Версаль как театр мадам де Помпадур и рождение мар

 Версаль как театр: мадам де Помпадур и рождение маркетинга

— А вы знали, — сказал я, когда мы шли по зеркальной галерее Версаля, — что мадам де Помпадур была первой в истории, кто начал продавать уже собранные ансамбли одежды?

Павел, мой турист, модный инстаграмщик, приостановился. На нём была удлинённая куртка Balenciaga, массивные кроссовки и солнцезащитные очки с зеркальными линзами — даже в пасмурный день.

— Ансамбли? — переспросил он.

— Да. Полный образ: платье, сумочка, туфли, украшения — всё в едином стиле. До неё женщины покупали всё отдельно и комбинировали сами. А она сказала: «Я знаю, как вы хотите выглядеть». И продавала уже готовое. Это был не просто стиль — это была власть.

Рядом шла его спутница — эффектная, с волосами, уложенными в гладкий хвост, в платье телесного цвета, подчёркивающем её фигуру, и пальто Max Mara. В её взгляде — лёгкая скука. Но после этой истории она вдруг оживилась.

— Это же настоящий личный бренд, — сказала она, — только XVIII века.

Я кивнул.

— А сам Версаль был первым Инстаграмом. Людовик XIV создал двор, где каждая сцена, каждая поза, каждый взгляд — всё было на виду. Одежда, осанка, мимика — ты не существовал, пока тебя не увидели и не заметили.

Мы проходили мимо массивных гобеленов, и тишина дворца будто подсказывала, что здесь когда-то действительно играли. Жизнь при дворе — это была сцена. Даже завтраки и ужины проходили при публике.

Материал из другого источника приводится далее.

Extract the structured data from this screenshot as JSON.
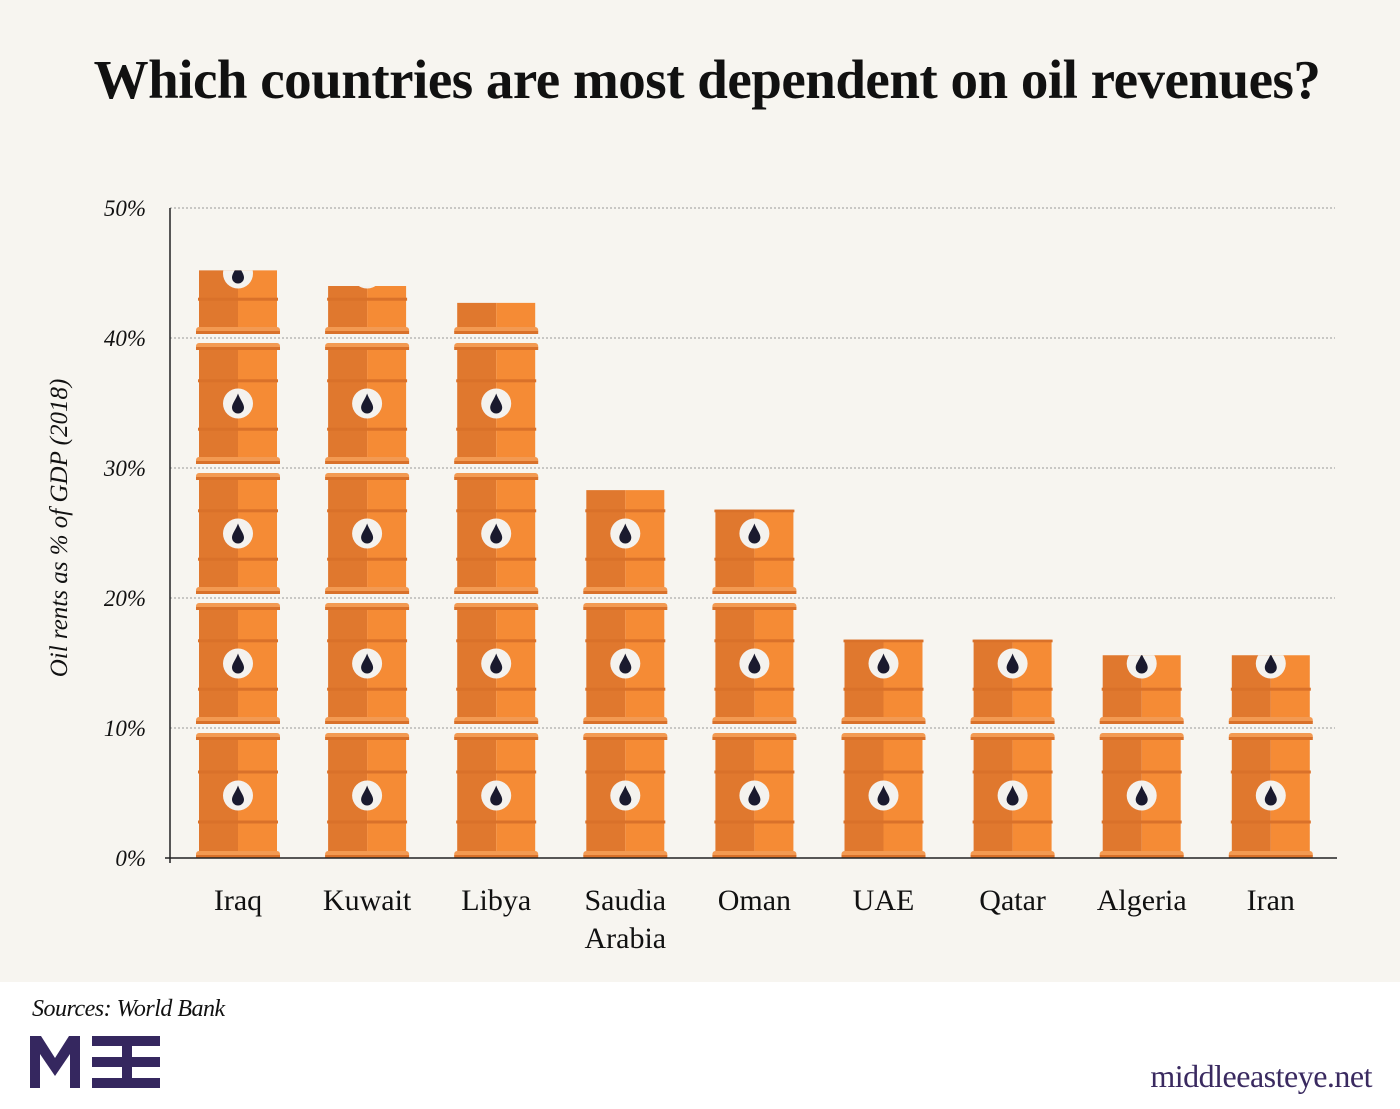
{
  "title": "Which countries are most dependent on oil revenues?",
  "source": "Sources: World Bank",
  "logo_text": "MEE",
  "site": "middleeasteye.net",
  "colors": {
    "barrel_light": "#f58b35",
    "barrel_dark": "#e0782e",
    "rim": "#d9712a",
    "drop": "#1a1a2e",
    "logo": "#35275f",
    "background": "#f7f5f0"
  },
  "chart_data": {
    "type": "bar",
    "style": "pictogram-oil-barrels",
    "title": "Which countries are most dependent on oil revenues?",
    "ylabel": "Oil rents as % of GDP (2018)",
    "xlabel": "",
    "ylim": [
      0,
      50
    ],
    "yticks": [
      "0%",
      "10%",
      "20%",
      "30%",
      "40%",
      "50%"
    ],
    "grid": true,
    "categories": [
      "Iraq",
      "Kuwait",
      "Libya",
      "Saudia Arabia",
      "Oman",
      "UAE",
      "Qatar",
      "Algeria",
      "Iran"
    ],
    "category_lines": [
      [
        "Iraq"
      ],
      [
        "Kuwait"
      ],
      [
        "Libya"
      ],
      [
        "Saudia",
        "Arabia"
      ],
      [
        "Oman"
      ],
      [
        "UAE"
      ],
      [
        "Qatar"
      ],
      [
        "Algeria"
      ],
      [
        "Iran"
      ]
    ],
    "values": [
      45.2,
      44.0,
      42.7,
      28.3,
      26.8,
      16.8,
      16.8,
      15.6,
      15.6
    ]
  }
}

— Я знаю, зачем он это сделал, — сказал Павел, — чтобы контролировать.

— Да. И ещё, чтобы не быть забытым. Раньше короли ездили по стране, как рок-звёзды в турне. Сотни карет, золото, трубачи, толпы зевак. Молва о короле должна была распространяться из уст в уста, как вирусное видео. А потом Людовик XIV остановился. Он сказал: мы теперь никуда не ездим — теперь все приезжают к нам.

— И чтобы приезжать, — добавила его спутница, — надо было надеть костюм?

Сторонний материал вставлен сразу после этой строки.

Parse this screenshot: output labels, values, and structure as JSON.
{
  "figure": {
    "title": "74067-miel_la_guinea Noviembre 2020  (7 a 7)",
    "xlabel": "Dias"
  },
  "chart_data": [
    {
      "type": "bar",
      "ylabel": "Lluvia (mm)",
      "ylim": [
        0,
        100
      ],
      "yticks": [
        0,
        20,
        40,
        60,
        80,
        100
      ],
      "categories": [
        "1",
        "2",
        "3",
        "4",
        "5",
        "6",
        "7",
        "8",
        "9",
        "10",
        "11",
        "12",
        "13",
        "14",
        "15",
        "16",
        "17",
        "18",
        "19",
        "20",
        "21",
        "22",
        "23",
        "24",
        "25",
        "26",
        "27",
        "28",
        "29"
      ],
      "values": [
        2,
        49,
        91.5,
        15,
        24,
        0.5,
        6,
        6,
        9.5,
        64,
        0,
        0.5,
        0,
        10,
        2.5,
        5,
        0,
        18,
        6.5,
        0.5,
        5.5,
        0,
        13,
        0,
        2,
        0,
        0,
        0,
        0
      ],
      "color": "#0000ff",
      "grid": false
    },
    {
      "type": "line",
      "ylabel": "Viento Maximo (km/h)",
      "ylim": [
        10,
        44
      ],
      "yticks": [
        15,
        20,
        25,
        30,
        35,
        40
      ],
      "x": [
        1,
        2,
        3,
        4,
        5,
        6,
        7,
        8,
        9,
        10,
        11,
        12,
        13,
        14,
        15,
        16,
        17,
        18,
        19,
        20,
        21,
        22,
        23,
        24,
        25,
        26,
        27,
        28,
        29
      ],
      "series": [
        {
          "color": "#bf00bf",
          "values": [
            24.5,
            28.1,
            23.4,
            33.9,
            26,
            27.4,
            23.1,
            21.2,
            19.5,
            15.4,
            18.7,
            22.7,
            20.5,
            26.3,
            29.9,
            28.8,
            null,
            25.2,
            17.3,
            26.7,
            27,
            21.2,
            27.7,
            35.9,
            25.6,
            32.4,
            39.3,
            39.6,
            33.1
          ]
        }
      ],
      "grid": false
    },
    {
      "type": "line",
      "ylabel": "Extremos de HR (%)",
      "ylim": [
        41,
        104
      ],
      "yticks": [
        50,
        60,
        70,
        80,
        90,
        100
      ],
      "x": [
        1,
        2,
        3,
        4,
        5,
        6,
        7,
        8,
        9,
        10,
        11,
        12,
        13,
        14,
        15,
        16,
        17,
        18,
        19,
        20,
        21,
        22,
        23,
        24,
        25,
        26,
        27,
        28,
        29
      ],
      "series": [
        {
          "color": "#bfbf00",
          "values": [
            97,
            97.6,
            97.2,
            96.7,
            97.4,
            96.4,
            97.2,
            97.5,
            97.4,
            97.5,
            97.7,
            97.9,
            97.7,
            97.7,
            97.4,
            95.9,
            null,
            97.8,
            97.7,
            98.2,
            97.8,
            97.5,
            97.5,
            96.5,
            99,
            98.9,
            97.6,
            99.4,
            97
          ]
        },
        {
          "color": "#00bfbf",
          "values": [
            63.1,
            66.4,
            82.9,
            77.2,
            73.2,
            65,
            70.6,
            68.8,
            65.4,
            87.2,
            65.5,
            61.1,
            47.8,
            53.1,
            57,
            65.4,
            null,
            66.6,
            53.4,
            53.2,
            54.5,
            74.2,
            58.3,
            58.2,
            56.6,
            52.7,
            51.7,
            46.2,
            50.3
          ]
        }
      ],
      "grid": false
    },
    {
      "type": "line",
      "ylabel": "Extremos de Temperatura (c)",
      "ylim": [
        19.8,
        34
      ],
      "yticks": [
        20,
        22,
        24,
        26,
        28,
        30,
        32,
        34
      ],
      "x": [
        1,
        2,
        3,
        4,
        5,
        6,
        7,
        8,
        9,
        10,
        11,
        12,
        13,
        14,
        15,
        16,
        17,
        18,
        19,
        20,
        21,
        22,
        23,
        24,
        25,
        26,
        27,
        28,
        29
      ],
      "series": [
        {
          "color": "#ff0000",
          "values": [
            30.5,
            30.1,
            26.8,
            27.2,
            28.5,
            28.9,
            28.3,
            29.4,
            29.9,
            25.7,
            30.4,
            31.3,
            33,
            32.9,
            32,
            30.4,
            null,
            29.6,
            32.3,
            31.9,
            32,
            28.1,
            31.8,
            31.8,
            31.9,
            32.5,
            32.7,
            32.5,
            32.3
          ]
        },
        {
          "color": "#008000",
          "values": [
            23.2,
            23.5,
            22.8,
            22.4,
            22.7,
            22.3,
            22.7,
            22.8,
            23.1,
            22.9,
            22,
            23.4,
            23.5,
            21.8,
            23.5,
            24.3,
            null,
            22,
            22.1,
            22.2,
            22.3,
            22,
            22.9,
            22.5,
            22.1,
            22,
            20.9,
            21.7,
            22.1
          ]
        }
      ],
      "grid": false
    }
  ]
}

— Да. Была даже мастерская проката одежды. Любой человек — хоть крестьянин — мог арендовать кафтан, чтобы пройтись по Версалю в «правильном» образе. Потому что настоящая власть должна быть не только сильной, но и красивой. А красивые картинки лучше запоминаются.

Мы спустились в сад. Пахло свежестью воды и вылизанной листвой. Фонтаны Версаля — не просто инженерное чудо, а визуальный PR-ход. Полтысячи фонтанов — чтобы впечатлить.

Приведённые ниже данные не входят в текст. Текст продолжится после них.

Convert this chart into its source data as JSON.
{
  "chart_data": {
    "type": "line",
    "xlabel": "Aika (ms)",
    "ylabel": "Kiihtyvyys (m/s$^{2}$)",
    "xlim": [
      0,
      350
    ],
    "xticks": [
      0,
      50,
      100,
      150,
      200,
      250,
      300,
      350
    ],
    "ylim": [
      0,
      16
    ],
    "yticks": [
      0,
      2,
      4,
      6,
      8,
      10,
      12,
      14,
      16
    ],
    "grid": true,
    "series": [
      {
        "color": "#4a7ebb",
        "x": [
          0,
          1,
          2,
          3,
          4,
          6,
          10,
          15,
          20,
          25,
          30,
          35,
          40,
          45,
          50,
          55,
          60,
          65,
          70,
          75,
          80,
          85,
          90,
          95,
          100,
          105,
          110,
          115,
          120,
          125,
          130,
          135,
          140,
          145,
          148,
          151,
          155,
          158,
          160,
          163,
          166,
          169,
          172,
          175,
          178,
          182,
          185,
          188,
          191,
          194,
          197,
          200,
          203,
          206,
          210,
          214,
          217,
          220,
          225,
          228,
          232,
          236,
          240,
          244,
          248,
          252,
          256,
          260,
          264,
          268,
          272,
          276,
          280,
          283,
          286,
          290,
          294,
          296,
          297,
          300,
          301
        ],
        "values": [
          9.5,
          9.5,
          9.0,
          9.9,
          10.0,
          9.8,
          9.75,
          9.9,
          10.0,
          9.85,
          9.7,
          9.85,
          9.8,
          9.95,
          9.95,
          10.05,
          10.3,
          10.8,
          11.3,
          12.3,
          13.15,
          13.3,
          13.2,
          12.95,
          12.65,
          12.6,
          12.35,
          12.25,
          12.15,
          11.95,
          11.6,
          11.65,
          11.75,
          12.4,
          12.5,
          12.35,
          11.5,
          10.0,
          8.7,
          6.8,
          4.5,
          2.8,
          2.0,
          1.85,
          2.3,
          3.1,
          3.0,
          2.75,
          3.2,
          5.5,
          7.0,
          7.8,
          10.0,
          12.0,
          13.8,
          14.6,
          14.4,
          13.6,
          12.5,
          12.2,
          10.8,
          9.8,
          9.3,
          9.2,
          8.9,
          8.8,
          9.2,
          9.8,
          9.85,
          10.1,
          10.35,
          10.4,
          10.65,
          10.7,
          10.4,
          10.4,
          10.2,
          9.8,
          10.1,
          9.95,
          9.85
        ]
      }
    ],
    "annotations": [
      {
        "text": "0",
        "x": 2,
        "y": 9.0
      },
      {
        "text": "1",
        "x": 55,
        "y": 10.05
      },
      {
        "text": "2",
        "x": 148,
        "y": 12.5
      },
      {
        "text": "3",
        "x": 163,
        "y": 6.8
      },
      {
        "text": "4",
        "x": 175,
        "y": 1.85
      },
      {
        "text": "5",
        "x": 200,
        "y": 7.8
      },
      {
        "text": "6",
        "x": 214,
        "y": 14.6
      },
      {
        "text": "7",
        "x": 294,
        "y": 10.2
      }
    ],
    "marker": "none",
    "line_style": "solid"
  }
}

— Людовик XIV тратил на Версаль до 60% бюджета Франции. Только чтобы люди говорили. Видели. Завидовали. Подражали.

Павел замедлил шаг.

— У нас говорят, пиар — это манипуляция. А тут — целое государство строится на пиаре. Это уже не реклама. Это философия власти.

— А ещё — демократии. Потому что, несмотря на всю роскошь, король зависел от своих вассалов. Вертикали власти не было. У каждого герцога, маркиза, барона — были свои интересы, свои деньги, своя земля. И если король хотел быть услышан — он должен был играть.

— А у нас, — сказал он, глядя в сторону, — думают, что власть — это молчание. Что чем меньше тебя видно, тем сильнее ты.

Мы остановились перед павильоном, откуда открывался вид на дальнюю аллею, в которой растворялись силуэты влюблённых. Она стояла чуть позади него. И в этот момент я увидел, как она смотрит на него — долго, чуть в сторону, с мягкой улыбкой, с тем самым взглядом, который видишь в Версале: когда не нужно слов.

Я оставил их ненадолго. Сказал, что пойду вперёд. И вдруг понял, что в этом весь Версаль. Он создавался для того, чтобы люди вспоминали о себе. Чтобы захотели стать красивыми. Чтобы почувствовали себя не просто зрителями, а частью спектакля.

Как и пиар. Как и любовь. Как и власть.